Blog post by Staffing Robot Founder, Jason Lander. This post originally appeared on Monster's Blog - MonsterThinking.
One of the best investments you can make as a manager, executive, or business owner is in making your employees successful. Companies focused on making their employees happy and successful are more innovative, productive and create exceptional customer experiences. Put simply, happy employees make happy customers.
A sure way to make your employees successful is to provide them with consistent, direct and real time feedback. It's also a great way to reinforce a culture of excellent customer service and keep your employees engaged. Here are some tips on how to make your employees successful through direct customer feedback:
Real time feedback. There's no greater measure of employee performance than knowing what your customers think of the service they're getting from your employees. The best way to measure customer satisfaction of your employee performance is to implement a mechanism that allows for real time feedback. Real time feedback helps your employees measure their day to day performance and adapt their behaviors by quickly identifying what works and where they can improve.
Direct feedback. One of the best ways to insure customer feedback truly resonates with employees is to let them directly hear the actual voice of the customer, not just a filtered interpretation or statistical summary. Receiving direct customer feedback lets your employees fully absorb the satisfaction level of the customer and helps create real changes in behavior without much additional coaching or direction required.
Internal feedback. In many companies, your employees interact with each other more than they do with customers. Therefore, it's a good idea to let your employees give feedback on other members of your team. As a manager, this lets you see how team members are working together to accomplish their goals and gives you an overall sense of morale. Internal employee feedback will help you gain valuable insight into positive employee interactions and potential issues you simply would have missed otherwise.

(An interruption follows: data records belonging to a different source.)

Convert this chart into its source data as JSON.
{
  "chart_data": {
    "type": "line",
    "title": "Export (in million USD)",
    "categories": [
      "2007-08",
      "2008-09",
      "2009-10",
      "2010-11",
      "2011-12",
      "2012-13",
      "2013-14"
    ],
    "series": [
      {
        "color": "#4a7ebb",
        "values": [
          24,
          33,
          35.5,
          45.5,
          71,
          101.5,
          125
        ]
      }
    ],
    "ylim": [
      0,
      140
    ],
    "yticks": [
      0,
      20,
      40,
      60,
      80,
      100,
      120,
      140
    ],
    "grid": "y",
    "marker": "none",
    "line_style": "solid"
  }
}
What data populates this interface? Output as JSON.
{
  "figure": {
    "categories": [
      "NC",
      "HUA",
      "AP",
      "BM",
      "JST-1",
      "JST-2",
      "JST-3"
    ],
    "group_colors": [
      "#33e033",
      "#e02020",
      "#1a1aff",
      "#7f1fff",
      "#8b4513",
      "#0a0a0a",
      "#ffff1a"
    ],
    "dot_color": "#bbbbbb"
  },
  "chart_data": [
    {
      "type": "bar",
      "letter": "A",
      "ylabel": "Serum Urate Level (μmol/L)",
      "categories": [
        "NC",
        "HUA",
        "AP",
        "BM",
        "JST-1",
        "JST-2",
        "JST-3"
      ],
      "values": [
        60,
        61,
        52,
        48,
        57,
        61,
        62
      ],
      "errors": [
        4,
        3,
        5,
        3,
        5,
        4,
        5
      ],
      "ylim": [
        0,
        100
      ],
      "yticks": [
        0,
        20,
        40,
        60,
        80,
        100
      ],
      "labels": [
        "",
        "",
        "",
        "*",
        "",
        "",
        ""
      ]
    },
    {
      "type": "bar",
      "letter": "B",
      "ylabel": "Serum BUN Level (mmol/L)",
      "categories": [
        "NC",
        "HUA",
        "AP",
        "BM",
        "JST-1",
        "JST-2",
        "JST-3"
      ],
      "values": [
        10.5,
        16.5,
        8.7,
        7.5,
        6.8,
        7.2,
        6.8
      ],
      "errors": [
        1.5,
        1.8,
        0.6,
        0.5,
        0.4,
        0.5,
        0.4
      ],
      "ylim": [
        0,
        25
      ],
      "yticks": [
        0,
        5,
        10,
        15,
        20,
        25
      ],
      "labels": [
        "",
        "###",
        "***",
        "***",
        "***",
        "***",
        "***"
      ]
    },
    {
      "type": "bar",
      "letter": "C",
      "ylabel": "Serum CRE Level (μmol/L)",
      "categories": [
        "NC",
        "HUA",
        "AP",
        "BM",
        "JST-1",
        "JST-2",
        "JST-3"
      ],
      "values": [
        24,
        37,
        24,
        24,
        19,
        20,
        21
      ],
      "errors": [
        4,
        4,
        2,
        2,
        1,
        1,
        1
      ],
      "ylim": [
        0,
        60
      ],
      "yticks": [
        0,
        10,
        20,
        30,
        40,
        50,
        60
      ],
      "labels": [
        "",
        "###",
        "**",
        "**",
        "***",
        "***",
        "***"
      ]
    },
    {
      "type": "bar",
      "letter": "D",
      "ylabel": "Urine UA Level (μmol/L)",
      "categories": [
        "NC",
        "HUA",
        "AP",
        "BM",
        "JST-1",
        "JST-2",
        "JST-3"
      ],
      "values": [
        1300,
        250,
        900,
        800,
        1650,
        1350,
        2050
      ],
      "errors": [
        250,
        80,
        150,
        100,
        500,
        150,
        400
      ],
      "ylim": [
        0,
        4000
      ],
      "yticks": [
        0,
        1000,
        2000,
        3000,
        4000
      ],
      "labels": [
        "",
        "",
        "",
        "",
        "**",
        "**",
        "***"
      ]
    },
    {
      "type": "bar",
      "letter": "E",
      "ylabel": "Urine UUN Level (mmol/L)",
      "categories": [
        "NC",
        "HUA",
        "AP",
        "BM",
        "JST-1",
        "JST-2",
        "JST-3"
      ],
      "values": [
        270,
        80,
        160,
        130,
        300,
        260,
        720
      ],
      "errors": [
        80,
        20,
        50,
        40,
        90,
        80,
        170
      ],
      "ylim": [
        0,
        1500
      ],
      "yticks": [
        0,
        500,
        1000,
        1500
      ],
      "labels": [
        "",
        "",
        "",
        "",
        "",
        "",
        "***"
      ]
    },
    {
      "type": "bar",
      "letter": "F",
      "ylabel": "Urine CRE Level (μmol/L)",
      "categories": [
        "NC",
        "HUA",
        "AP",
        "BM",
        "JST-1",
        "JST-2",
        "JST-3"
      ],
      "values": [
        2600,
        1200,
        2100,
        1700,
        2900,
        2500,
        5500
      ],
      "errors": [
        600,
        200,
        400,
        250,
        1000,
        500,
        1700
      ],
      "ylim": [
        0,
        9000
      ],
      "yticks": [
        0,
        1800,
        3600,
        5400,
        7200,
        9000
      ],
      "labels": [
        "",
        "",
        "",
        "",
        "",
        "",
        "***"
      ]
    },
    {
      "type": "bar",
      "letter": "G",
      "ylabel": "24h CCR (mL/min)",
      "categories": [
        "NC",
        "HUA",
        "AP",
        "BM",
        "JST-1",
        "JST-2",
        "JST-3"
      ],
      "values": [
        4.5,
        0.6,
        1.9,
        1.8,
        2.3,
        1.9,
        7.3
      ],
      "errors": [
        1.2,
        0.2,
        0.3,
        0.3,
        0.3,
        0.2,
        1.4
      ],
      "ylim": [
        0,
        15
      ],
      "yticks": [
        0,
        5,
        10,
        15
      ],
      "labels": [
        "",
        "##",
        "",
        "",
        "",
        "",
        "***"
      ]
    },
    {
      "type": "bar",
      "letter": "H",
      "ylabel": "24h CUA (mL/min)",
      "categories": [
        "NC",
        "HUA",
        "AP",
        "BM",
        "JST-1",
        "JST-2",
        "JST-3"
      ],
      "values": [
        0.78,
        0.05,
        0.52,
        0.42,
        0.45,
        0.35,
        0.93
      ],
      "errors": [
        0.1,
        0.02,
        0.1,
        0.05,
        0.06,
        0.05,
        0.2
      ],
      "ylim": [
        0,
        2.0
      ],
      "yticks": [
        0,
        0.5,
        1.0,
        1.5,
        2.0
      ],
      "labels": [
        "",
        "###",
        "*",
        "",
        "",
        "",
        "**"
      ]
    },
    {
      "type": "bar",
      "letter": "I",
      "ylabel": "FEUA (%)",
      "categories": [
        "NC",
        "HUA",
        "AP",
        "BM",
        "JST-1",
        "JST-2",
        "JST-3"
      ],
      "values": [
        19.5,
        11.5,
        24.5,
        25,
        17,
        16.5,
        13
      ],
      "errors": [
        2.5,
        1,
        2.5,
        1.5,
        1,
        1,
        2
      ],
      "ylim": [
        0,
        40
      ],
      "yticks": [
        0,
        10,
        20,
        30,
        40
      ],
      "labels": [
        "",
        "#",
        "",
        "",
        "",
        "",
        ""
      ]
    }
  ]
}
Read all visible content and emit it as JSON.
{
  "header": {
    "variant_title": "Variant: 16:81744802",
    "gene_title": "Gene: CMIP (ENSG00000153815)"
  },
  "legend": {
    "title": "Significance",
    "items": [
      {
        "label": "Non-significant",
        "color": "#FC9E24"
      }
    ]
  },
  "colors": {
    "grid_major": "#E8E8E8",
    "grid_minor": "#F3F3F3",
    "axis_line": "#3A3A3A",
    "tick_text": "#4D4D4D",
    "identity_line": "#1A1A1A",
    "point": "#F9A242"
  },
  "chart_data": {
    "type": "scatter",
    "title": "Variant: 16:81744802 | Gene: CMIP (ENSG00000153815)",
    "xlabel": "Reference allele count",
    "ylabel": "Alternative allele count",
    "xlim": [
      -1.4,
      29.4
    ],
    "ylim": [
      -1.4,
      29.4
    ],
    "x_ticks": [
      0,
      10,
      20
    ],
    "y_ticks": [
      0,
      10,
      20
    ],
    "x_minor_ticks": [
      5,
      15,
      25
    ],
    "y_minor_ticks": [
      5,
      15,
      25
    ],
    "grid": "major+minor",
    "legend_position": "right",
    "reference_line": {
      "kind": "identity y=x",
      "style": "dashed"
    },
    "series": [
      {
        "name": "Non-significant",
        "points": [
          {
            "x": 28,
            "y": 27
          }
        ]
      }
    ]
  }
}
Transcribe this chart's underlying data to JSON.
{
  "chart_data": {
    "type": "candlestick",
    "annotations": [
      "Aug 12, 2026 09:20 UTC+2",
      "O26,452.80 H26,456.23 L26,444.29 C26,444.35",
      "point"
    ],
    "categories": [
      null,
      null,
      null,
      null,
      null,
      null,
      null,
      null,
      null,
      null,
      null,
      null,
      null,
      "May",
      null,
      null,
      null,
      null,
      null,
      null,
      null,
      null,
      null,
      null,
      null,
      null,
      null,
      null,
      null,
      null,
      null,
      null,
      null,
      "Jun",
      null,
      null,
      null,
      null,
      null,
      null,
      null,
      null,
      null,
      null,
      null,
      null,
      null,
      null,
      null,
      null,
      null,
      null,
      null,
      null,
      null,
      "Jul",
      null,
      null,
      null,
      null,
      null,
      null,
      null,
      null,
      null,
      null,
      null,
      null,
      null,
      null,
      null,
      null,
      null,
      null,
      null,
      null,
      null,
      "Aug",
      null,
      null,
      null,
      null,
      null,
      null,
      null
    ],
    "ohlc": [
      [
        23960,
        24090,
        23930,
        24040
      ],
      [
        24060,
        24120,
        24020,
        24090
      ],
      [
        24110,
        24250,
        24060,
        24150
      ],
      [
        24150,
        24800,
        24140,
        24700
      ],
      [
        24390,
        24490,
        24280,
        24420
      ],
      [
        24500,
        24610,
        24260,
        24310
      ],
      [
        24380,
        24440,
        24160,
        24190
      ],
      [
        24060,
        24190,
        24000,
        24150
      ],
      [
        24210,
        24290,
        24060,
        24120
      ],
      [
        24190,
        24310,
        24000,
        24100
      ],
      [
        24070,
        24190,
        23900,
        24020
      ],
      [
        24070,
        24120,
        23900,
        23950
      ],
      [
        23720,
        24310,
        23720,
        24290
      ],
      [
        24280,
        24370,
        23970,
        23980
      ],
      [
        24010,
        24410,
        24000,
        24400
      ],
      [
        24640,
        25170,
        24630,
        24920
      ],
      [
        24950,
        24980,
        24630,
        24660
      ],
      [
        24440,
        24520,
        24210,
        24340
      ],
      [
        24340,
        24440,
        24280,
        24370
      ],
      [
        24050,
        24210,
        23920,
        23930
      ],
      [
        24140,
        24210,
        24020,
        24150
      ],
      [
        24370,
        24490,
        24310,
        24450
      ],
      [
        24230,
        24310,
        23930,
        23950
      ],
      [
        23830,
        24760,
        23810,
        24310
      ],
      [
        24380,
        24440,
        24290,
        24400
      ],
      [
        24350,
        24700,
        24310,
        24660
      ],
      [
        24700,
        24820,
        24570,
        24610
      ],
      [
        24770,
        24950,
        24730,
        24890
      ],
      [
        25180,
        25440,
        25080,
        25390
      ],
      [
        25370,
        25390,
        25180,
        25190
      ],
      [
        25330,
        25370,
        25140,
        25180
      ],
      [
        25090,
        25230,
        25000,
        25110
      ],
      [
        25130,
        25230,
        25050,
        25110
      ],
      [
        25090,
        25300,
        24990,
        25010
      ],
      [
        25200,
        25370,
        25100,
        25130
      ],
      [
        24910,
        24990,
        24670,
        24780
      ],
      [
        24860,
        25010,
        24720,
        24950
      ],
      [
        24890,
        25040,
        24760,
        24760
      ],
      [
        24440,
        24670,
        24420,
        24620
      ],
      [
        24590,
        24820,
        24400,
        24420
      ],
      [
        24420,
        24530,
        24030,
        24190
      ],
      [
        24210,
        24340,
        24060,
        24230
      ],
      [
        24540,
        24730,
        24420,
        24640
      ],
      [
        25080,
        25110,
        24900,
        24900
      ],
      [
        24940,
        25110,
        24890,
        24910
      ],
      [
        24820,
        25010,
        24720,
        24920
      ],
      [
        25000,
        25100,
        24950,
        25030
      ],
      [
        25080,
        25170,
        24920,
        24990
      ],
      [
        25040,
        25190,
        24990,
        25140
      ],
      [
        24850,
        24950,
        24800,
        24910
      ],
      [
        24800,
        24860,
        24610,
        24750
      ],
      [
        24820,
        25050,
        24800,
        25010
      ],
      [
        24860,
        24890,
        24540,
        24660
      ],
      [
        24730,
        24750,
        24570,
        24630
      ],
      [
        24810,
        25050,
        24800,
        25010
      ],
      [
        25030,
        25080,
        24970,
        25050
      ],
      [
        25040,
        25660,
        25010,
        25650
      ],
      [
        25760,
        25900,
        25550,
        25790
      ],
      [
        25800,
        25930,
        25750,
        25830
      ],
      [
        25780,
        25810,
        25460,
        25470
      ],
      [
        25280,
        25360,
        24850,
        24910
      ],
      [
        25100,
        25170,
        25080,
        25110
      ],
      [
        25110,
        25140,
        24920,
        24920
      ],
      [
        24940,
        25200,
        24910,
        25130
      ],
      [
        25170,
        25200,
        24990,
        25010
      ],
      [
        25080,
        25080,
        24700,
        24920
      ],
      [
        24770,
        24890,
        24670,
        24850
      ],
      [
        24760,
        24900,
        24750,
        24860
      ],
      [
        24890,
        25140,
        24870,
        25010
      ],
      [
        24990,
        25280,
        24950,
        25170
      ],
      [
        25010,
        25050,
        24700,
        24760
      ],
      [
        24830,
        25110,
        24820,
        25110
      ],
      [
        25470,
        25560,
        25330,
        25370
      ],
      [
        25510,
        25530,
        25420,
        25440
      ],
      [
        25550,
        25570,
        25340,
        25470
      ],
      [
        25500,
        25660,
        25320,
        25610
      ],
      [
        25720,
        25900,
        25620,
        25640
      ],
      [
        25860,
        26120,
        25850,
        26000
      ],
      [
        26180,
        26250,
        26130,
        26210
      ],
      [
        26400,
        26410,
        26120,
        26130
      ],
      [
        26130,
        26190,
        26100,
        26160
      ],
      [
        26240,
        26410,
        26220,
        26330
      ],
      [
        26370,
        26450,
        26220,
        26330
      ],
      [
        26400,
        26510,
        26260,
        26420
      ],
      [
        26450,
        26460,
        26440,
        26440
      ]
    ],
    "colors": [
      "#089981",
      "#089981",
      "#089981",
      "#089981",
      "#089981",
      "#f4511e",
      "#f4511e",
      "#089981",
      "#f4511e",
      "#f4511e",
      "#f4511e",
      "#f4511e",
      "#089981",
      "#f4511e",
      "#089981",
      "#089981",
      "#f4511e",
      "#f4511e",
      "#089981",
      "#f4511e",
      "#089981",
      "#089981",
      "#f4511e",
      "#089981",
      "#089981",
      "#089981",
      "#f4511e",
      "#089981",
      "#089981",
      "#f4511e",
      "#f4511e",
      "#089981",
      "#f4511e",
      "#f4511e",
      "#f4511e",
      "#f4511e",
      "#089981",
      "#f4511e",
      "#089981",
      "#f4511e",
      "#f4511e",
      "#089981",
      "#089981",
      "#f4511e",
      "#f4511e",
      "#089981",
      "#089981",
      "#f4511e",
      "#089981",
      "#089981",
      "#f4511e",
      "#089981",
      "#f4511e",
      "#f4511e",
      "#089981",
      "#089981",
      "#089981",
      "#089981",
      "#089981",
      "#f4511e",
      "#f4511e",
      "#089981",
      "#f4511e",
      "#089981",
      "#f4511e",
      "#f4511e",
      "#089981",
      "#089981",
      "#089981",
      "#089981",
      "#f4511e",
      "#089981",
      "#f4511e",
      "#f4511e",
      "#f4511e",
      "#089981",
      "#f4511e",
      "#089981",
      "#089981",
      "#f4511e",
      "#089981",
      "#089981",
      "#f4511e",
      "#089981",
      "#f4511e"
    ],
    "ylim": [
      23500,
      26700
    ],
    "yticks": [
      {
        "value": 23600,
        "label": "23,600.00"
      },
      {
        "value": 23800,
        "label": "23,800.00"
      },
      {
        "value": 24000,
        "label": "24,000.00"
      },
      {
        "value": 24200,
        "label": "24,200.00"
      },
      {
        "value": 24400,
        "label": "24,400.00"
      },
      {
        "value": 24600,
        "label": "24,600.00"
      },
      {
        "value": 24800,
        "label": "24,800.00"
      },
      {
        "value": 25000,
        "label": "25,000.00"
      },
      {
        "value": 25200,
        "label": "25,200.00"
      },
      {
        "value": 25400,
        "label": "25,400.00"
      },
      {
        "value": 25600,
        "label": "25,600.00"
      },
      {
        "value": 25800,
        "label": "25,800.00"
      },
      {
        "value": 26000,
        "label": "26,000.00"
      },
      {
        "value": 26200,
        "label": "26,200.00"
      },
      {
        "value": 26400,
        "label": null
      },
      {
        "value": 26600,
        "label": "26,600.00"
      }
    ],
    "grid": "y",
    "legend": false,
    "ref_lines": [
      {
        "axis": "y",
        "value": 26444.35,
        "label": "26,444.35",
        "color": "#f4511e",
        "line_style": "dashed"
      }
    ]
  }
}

Transparent feedback. Don't keep customer feedback (good or bad) hidden. Feedback should be transparent throughout an organization so everyone knows what's happening. Imagine playing a sport and trying to get the most out of your team members without telling them the score. Company wide transparency reinforces learning and lets everyone discover which teams need improvement and which teams are demonstrating best practices.
Sharing feedback. Share positive feedback quickly with your entire company. This supports an environment of continuous focus on delivering excellent customer service and keeping your employees engaged. Further, broadcasting compliments received by team members is a great way to give ongoing kudos to employees and encourage others to work for similar feedback.
Learning from feedback. The main objective of gathering employee feedback is to learn from it. Taking time to analyze feedback and learn from it supports coaching, action and continuous improvement for your employees. When employees know how they are doing and how their work is being seen by customers and other employees they perform at a higher level.
Acting on feedback. Feedback is only useful if it's actionable and you do in fact take action. Be sure to follow up with customers on every issue - no matter the size. By creating a closed feedback loop your customers will know you truly care about their needs and that they can bring any issue to you for resolution. This will greatly increase customer engagement and happiness.
By measuring your employee performance and keeping them in the loop of customer feedback you'll have a much happier and more successful workforce. The key is to provide them with feedback in a way that is consistent, meaningful and actionable. If you haven't adopted a process of direct customer feedback for your employees, today is a great time to get started. Your employees and customers will thank you for it.